Even in patients who are not undergoing surgery, there is nothing good that will come of patients needlessly being alloimmunized to HLA antigens, experiencing febrile reactions, or becoming infected with cytomegalovirus. We advise, on the basis of information in the review by Cervia et al. [1] and of our own experience and research, that all treating physicians should insist on administering LR transfusions to all of their patients and at all times. This will require that their hospital's blood supply consist only of blood that has undergone LR. Anything less is suboptimal medical care, will cause needless harm to patients in the short and long term, and will, in the final analysis, cost their hospital and the health care system nationally more money than implementation of universal LR.

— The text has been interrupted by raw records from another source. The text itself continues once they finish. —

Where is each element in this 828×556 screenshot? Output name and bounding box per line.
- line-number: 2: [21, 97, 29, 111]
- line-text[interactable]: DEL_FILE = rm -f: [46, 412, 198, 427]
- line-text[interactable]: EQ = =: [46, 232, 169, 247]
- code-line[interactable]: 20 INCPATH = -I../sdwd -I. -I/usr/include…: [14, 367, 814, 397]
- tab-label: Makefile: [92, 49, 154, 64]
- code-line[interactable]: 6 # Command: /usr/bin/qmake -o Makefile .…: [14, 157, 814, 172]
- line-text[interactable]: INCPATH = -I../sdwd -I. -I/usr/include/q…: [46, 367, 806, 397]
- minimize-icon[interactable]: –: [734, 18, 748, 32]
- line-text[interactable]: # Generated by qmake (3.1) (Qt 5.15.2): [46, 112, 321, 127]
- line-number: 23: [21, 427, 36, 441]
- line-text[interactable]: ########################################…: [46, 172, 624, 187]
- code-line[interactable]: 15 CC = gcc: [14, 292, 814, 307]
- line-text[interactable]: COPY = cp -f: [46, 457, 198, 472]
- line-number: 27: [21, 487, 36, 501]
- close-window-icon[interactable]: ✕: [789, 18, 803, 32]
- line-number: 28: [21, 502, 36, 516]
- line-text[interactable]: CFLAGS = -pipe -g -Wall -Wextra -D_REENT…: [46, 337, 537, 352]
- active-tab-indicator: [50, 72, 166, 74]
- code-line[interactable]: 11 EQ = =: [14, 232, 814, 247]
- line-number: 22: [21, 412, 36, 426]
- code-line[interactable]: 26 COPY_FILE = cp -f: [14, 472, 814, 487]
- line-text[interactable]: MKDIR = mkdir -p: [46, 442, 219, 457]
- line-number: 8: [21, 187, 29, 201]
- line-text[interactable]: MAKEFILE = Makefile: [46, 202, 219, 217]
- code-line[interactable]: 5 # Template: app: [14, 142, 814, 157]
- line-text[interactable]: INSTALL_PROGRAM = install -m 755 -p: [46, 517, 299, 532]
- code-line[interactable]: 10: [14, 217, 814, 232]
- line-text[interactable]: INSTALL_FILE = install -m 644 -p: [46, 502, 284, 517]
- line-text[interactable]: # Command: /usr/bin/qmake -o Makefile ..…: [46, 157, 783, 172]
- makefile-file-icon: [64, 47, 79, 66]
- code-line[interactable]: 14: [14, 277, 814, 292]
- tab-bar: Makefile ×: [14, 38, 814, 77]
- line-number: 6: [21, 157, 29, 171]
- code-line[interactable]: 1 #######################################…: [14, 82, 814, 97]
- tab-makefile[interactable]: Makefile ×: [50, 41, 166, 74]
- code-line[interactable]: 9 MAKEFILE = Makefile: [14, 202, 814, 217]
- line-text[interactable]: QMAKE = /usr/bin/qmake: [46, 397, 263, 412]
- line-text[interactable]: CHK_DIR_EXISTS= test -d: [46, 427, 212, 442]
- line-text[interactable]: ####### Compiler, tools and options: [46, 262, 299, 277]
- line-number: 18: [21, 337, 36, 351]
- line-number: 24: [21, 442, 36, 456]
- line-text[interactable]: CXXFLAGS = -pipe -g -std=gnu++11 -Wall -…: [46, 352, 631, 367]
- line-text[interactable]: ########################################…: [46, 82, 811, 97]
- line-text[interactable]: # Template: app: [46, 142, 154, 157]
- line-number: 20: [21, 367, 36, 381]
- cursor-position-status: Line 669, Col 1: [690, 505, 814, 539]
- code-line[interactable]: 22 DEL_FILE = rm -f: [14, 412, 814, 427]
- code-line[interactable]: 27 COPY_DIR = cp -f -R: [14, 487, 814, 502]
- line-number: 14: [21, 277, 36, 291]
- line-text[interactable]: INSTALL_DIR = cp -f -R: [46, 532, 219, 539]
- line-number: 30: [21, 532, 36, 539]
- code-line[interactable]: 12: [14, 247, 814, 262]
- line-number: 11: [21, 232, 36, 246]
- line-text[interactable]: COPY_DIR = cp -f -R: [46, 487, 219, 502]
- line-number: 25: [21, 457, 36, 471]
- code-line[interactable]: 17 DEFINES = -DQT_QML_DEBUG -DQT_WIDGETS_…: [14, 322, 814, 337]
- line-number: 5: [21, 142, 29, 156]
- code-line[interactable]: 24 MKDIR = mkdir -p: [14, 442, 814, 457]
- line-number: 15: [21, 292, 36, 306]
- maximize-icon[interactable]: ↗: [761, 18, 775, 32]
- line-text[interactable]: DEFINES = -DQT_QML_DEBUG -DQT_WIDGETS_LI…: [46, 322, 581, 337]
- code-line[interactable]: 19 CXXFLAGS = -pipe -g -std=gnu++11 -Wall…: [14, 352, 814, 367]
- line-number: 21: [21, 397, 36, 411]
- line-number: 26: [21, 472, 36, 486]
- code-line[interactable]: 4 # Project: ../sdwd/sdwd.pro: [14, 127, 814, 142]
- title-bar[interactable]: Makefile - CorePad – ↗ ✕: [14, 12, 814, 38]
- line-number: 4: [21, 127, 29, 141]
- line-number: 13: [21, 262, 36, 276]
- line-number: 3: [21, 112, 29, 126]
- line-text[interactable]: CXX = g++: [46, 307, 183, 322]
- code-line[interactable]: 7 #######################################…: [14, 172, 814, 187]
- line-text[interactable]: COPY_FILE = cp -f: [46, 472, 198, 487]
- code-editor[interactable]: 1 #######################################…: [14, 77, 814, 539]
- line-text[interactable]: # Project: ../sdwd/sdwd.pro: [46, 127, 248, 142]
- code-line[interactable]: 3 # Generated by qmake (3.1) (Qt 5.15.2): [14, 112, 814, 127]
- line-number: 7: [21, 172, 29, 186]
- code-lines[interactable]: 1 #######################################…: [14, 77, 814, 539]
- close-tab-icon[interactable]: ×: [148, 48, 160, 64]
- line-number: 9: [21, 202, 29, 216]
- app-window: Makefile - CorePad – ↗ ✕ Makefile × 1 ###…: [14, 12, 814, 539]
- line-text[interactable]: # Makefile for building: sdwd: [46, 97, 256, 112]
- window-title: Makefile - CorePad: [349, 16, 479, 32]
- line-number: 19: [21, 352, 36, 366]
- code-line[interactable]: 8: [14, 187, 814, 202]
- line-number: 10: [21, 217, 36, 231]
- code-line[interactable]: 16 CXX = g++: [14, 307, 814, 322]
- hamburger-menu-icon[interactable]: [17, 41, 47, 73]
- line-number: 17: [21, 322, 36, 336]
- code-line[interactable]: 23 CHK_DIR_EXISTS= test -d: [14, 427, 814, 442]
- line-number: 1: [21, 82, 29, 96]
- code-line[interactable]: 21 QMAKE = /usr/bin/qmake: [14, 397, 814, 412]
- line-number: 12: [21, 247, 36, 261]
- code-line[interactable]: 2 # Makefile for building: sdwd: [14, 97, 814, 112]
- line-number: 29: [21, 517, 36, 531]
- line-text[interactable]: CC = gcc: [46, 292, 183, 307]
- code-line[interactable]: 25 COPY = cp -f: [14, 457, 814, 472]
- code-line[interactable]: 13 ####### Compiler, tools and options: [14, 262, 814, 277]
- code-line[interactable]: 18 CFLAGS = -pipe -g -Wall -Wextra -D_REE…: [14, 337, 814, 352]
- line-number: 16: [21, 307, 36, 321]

We hope that the US Food and Drug Administration and voluntary organizations, such as the AABB, the American Hospital Association, the Joint Commission, and clinical specialty groups, will mandate universal LR of all transfusions, so that the United States can join most of the rest of developed world and reverse one of the most serious public health policy errors in the history of transfusion therapy in the United States.
Potential conflicts of interest. J.M.H. has worked as a consultant for Gambro. N.B. has received recent research funding from Gambro; has worked as a consultant for Gambro, Fenwal (Baxter), and Bayer; and has been on the speakers' bureau for Pall, Gambro, and Fenwal (Baxter).